Described as “a diversity pioneer,” Fenton reaches out to Hispanic students and to women in particular, encouraging them to pursue careers in STEM-related fields. He and his Ph.D. student Andrea Welsh co-organized the 2016 Conference for Undergraduate Women in Physics at Georgia Tech. He regularly participates in the GoStem Annual Latino College and STEM Fair and the after-school Pathways to College programs. He usually has K-12 students participating in research projects in his lab.
“Since I joined Georgia Tech, I have been thrilled by the disposition and the many opportunities our institution offers for outreach,” Fenton says. “I found it to be a privilege and also a responsibility to disseminate science and to excite middle and high school students into studying STEM fields and to show them how much fun it is to learn science.”
RAQUEL LIEBERMAN: Providing research experience to students and teachers
Raquel Lieberman possesses a “deep commitment to using her academic expertise to further the learning of K-12 teachers and students,” a colleague says.
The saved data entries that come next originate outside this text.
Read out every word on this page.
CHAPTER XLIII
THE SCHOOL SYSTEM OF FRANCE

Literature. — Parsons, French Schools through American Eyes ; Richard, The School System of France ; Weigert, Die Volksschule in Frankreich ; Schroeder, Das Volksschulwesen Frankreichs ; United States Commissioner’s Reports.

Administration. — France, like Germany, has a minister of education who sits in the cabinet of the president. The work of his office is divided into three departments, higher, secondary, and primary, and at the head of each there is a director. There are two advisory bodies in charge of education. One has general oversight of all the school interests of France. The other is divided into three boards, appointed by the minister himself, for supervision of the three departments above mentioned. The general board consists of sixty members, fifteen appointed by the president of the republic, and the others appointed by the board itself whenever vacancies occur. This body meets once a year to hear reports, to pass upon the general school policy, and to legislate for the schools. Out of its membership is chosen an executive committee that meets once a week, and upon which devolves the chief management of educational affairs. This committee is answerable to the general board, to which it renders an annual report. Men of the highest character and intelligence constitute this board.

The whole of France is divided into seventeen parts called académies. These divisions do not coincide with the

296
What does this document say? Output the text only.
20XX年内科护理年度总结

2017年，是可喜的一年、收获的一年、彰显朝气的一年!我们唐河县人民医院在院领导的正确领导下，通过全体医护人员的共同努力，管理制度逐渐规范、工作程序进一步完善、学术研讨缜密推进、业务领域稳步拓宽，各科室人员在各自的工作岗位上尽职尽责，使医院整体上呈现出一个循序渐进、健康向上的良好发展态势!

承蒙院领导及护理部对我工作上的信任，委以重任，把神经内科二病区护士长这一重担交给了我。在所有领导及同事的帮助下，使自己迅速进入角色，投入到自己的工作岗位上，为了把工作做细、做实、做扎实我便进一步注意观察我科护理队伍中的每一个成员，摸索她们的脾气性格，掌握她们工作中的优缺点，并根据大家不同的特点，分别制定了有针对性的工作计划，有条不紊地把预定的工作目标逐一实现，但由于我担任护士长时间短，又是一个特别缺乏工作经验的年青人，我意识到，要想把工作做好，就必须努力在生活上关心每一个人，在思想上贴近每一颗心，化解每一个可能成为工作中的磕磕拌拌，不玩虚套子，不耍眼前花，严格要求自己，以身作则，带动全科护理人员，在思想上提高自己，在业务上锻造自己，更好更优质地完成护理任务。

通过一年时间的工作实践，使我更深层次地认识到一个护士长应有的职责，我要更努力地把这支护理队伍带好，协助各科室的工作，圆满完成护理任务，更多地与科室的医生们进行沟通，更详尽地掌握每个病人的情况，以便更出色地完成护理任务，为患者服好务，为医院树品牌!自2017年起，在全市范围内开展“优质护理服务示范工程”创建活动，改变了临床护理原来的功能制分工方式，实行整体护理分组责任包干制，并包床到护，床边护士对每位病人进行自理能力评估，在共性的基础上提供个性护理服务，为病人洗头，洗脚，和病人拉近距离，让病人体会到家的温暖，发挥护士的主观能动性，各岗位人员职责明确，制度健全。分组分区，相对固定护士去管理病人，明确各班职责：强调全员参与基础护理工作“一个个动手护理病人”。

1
For seven summers, Lieberman hosted high school science teacher Casey Bethel as a researcher in her lab. Bethel was named Georgia’s 2017 Teacher of the Year. He accomplished this feat in large part because of the improvement in teaching methods and gain in scientific knowledge he achieved as a regular summer researcher in Lieberman’s lab.
With Bethel, Lieberman developed K-12 science classroom materials, which they have published and shared at conferences. She has repeatedly hosted in her lab students from Atlanta area schools, including New Manchester High School, in Douglasville, where Bethel used to teach.
Under Lieberman’s mentorship, some of these students contributed to high-impact scientific publications and participated in high school science competitions. A measure of Lieberman’s impact is the exponential growth in the number of Bethel’s students who now pursue undergraduate STEM majors. Some of them have even gone on to attend and graduate from Georgia Tech.
When describing Lieberman, a colleague quotes the English actor Idris Elba: “Talent is everywhere; opportunity is not.” In this colleague’s view, no one does more than Lieberman to address inequity and to ensure that all students have opportunity.
“Collaborating with Mr. Bethel,” Lieberman says, “and seeing our partnership grow and propagate from our lab to across the nation is truly one of the most rewarding aspects of my career to date and one that I hope continues far into the future.”